Ratings37
Average rating3.9
This was just really imaginative and I enjoyed the universe. This is probably the first time I've come across a Chinese/Vietnamese-inspired space opera and I'm really all for it. Throw in the fact that this is also a wild, wild adaptation of Sherlock Holmes and I am sold.
Because this is a novella, a lot of details remains a little fuzzy and unexplained. How exactly does a shipmind work? Do they have corporeal bodies? Were they all human beings at one point but somehow got transitioned into being a shipmind? I only have very vague answers to all these questions. I'm not sure if they're explored further in the other novellas in this universe, but there doesn't seem to a sequence or order to read these books, so I assume that it remains equally nebulous.

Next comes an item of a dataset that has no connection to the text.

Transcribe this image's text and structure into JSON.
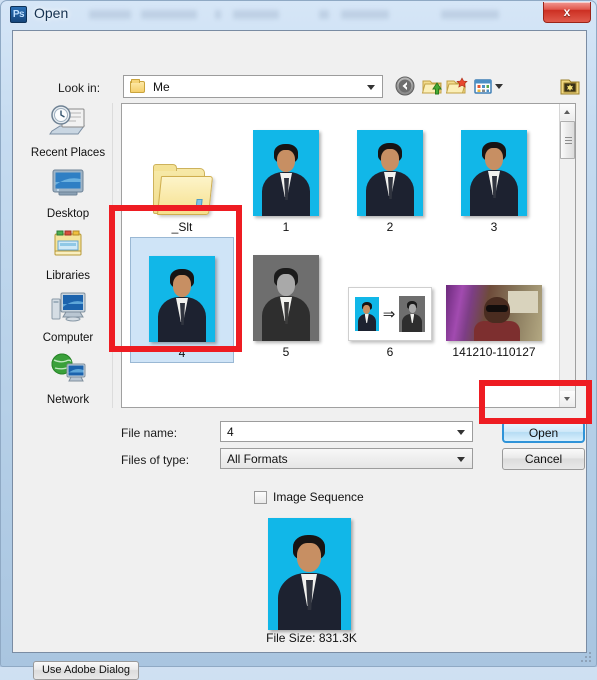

The mystery isn't really the crux of this book IMO. It's a plot driver, but I think the book is primarily interested in its world and setting. We learn a fair bit about the brewers of serenity that make concoctions to help regular human beings traverse through the deep spaces of unreality. Are these brewers exclusively mindships? I've no idea.
This is such a short read that I'd definitely recommend it for anyone who's remotely OK with reading science fiction, or what I would like to call space fantasy. Again, not everyday that we have Vietnamese space opera either so hopefully that should knock this book up a few notches in your TBR.